As for my fiance, she wasn’t happy about this. I dumped her 2 days ago because she was giving me a lot of shit about how I broke her friends home. I didn’t do that, she did that to herself. We are currently talking about our living arrangements and It’ll most likely be her who moves out.

Happy holidays everyone. I hope your 2022 is as good as you are. 🎊🥳🎉.

RELEVANT COMMENTS

marcram0905

Good for you dude. You did the right thing. Must have been a difficult conversation with both the husband and your fiancee.

OOP

It was. It was evident by his voice that he was on the verge of crying. I wish him good luck because he deserves better.

~

RockYouLikeAMaster

she was trying to covering up and maintain a friendship with a cheater.

she put a cheater above her own relationship of +10 years.

if she advocates that kind of conduct, then she could do the same in the future. huge red flag,so you definitely dodged a bullet.

OOP

On the bright side this decade long relationship has taught me what not to do in my life in the future so that’s a plus.

~

CJFunnyMan

Take your ring and run! Thou hath dodged thee bullet. And then tell the betrayed.

OOP

She left the ring at her parents house apparently. I should get it back though since it not hers anymore.

~

Observerwwtdd

Where do you live that infidelity can influence the division of marital property??

OOP

I live in Europe but I think the husband meant a infidelity clause in a prenup (probably) because to the best of my knowledge infidelity doesn’t have anything to do with property. I’m not a lawyer so don’t take my word for it.

Source

At first, it’s almost procedural. He sees something. He documents it. He brings it home.

She looks at the photo. She asks him to delete it. He refuses. She says he should stay out of it. He says he would want to know if it were him. The exchange is direct, clipped, repetitive in places. No raised philosophical language. Just position and counterposition.

Then the escalation lands plainly: if he tells, it’s over. There isn’t a long buildup. The sentence arrives intact.

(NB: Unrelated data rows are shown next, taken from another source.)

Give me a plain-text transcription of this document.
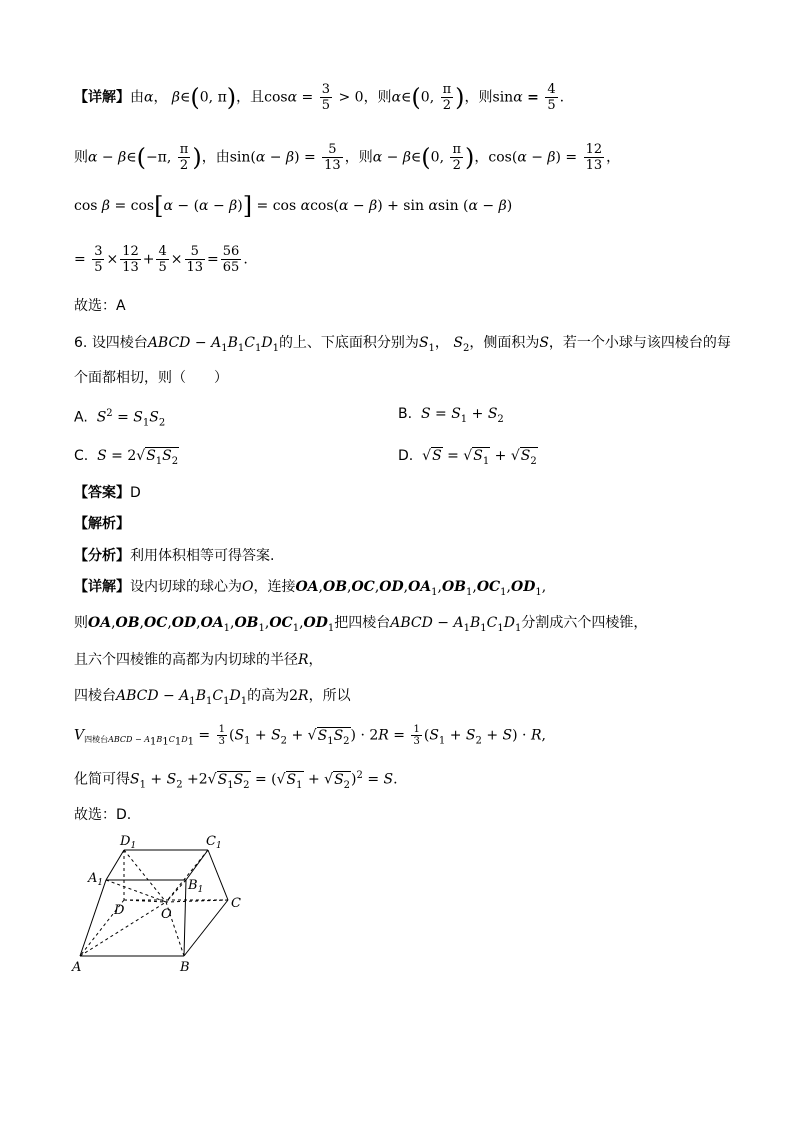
【详解】由α， β∈(0, π)，且$\cos\alpha = \frac{3}{5} > 0$，则α∈(0, $\frac{\pi}{2}$ )，则$\sin\alpha = \frac{4}{5}$ .
则α − β∈(−π, $\frac{\pi}{2}$ )，由$\sin(\alpha - \beta) = \frac{5}{13}$ ，则α − β∈(0, $\frac{\pi}{2}$ )，$\cos(\alpha - \beta) = \frac{12}{13}$ ，
cos β = cos[α − (α − β)] = cos αcos(α − β) + sin αsin (α − β)
= $\frac{3}{5} \times \frac{12}{13} + \frac{4}{5} \times \frac{5}{13} = \frac{56}{65}$ .
故选：A
6. 设四棱台ABCD − $A_1B_1C_1D_1$的上、下底面积分别为$S_1$， $S_2$，侧面积为S，若一个小球与该四棱台的每
个面都相切，则（　　）
A. $S^2 = S_1S_2$
B. $S = S_1 + S_2$
C. $S = 2√S_1S_2$	D.  $√S = √S_1 + √S_2$
【答案】D
【解析】
【分析】利用体积相等可得答案.
【详解】设内切球的球心为O，连接$OA,OB,OC,OD,OA_1,OB_1,OC_1,OD_1$,
则$OA,OB,OC,OD,OA_1,OB_1,OC_1,OD_1$把四棱台ABCD − $A_1B_1C_1D_1$分割成六个四棱锥，
且六个四棱锥的高都为内切球的半径R，
四棱台ABCD − $A_1B_1C_1D_1$的高为2R，所以
V四棱台ABCD − $A_1B_1C_1D_1 = \frac{1}{3} (S_1 + S_2 + √S_1S_2) \cdot 2R = \frac{1}{3} (S_1 + S_2 + S) \cdot R$,
化简可得$S_1 + S_2 +2√S_1S_2 = (√S_1 + √S_2)^2 = S$.
故选：D.
$D_1$	$C_1$
$A_1$	$B_1$
D	O
C
A	B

What sits at the center is not simply the affair but the question of alignment. He interprets silence as complicity. She interprets exposure as betrayal of a friend. The two frameworks do not overlap. They don’t try very hard to.

Midway through the conflict, something else becomes visible. A 12-year relationship is suddenly placed alongside a friendship and compared, even if no one uses that word. He hears the ultimatum as a willingness to sacrifice them. She likely hears his insistence as a willingness to disregard her world. Neither articulation is fully spoken.

He calls the husband anyway. On the phone, the man’s voice is strained, close to breaking. Divorce papers follow. Property discussions begin. The practical sequence unfolds quickly, almost efficiently.

Back home, the tone shifts from argument to distance. She tells him he broke her friend’s home. He disagrees. The ring is left at her parents’ house. Arrangements are discussed.

The story closes with movement someone packing, someone retrieving what is no longer theirs. The larger question of what this revealed, rather than caused, remains sitting there, unanswered.